The Financial Services Council has suggested a more pragmatic approach to prohibiting related-party investments as the government looks at clamping down on the type of conflicted arrangements that were part of the $1 billion Shield and First Guardian collapse.

The government announced a consultation into managed investment schemes (MISs) last month which included suggestions to improve oversight of super switching, the collection of more data on MISs by ASIC, and a prohibition on related-party arrangements.

The consultation was launched in response to criticism there wasn’t sufficient oversight of MISs in the aftermath of the Shield and First Guardian collapse. ASIC acted against the funds over concerns investor money was being misused on high-risk investments, pet projects of the directors and personal expenses, and much of the investor money may not be recoverable, according to liquidators.

In its submission to the consultation, the FSC said the related party transaction framework should preserve legitimate and investor beneficial arrangements, rather than adopting a blanket prohibition with limited exceptions that would unnecessarily capture legitimate commercial practices.

The FSC said clear and comprehensive disclosure of all related party transactions in product disclosure and ongoing reporting should be required, as well as the introduction of a clearly defined prohibition targeting high-risk and self-dealing related party arrangements.

The council said that a targeted prohibition could capture arrangements such as related-party lending that lack independent valuations, circular transaction structures designed to obscure asset values or inflate performance, revenue sharing or conflicted distribution arrangements, and structures that effectively transfer control of scheme assets to conflicted distribution or advisory entities.

“These examples demonstrate the types of conflicted conduct that should be prohibited, rather than constituting an exhaustive or open-ended regulatory list,” the FSC said.

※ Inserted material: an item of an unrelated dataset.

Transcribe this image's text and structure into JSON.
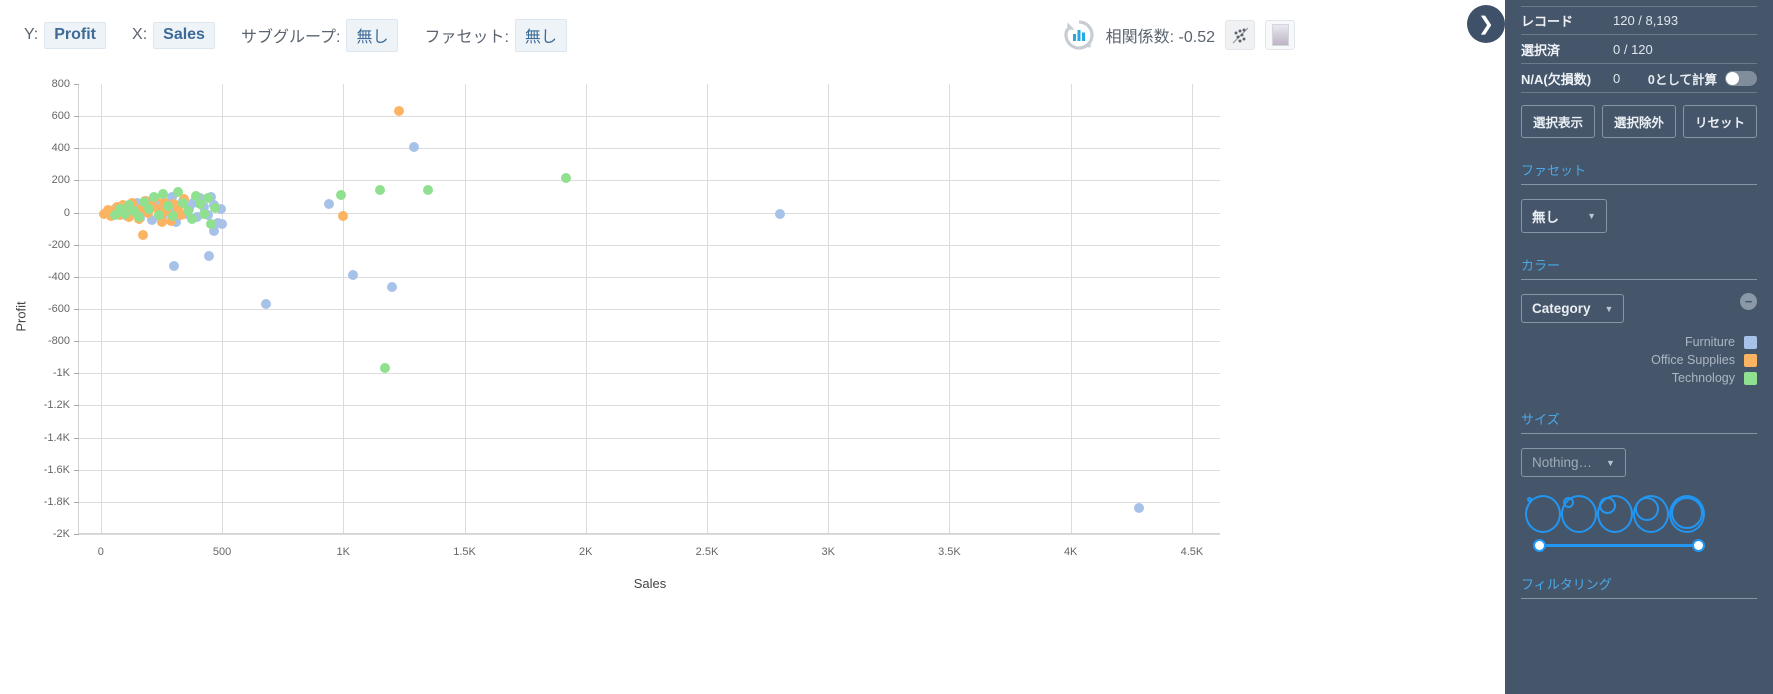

“As a foundational safeguard, the law should require responsible entities to clearly disclose all related-party transactions in product disclosure documentation and ongoing disclosure materials.”

The government consultation suggested creating a mandatory alerts regime for super trustees to improve ASIC’s visibility of “problematic” super switching behaviour, which the FSC supported.

The FSC said ASIC should be equipped with the data and intelligence it needs to effectively implement risk-calibrated registration of MISs as well as detect high-risk super switching activity.

“The FSC recommends that, if the policy objective is to improve ASIC’s visibility of potential high-risk super switching, Treasury consider pursuing an enhanced periodic data reporting model via APRA rather than a mandatory alerts regime,” the FSC submission said.

ASIC said in a submission to parliament this month that it didn’t have the capability to effectively monitor all MISs. The FSC said it supported a structured initial and recurrent data collection framework where it is designed to support risk-based registration and supervisory calibration.

“Data collection should enable ASIC to identify emerging conduct and fund-level risks and allocate supervisory resources proportionately across the sector,” the FSC said.

“However, expanded data collection powers should be clearly linked to defined regulatory objectives. Data collection should not operate as a blanket reporting expansion, but as a mechanism to support tiered supervision, early risk identification and targeted engagement.”

It said ASIC must be properly resourced to handle the collection and analysis of the data provided, but its current information gathering portals “do not demonstrate the kind of reliability that would support imposing increased information sharing burdens on industry”.

Indemnity protection

The FSC also published its submission into the government’s review into professional indemnity (PI) insurance and the Compensation Scheme of Last Resort.

The consultation sought feedback on what changes could be made to enable the CSLR to more effectively recover funds from a licensee under external administration or their PI insurer.

The FSC said that before considering any regulatory intervention, Treasury should assess the drivers of loss that lead to unpaid AFCA determinations.

Furthermore, any reforms to PI insurance should consider market capacity and the response from insurers to avoid market destabilisation.

The council recommended that oversight of the adequacy of PI insurance coverage should be carried out as part of an AFSL’s annual audit requirements and there could be obligations introduced that would prevent cancellation of policies so as to allow a greater period of time for claims to be made.

The FSC also suggests Treasury should investigate the possibility of increasing the priority given to the CSLR operator’s creditor claims in liquidation.

The FSC argued that ASIC has legal powers under section 915H of the Corporations Act to require an AFSL to hold PI insurance for the same length of time as the regulator requires the licensee to maintain AFCA membership after its licence is cancelled.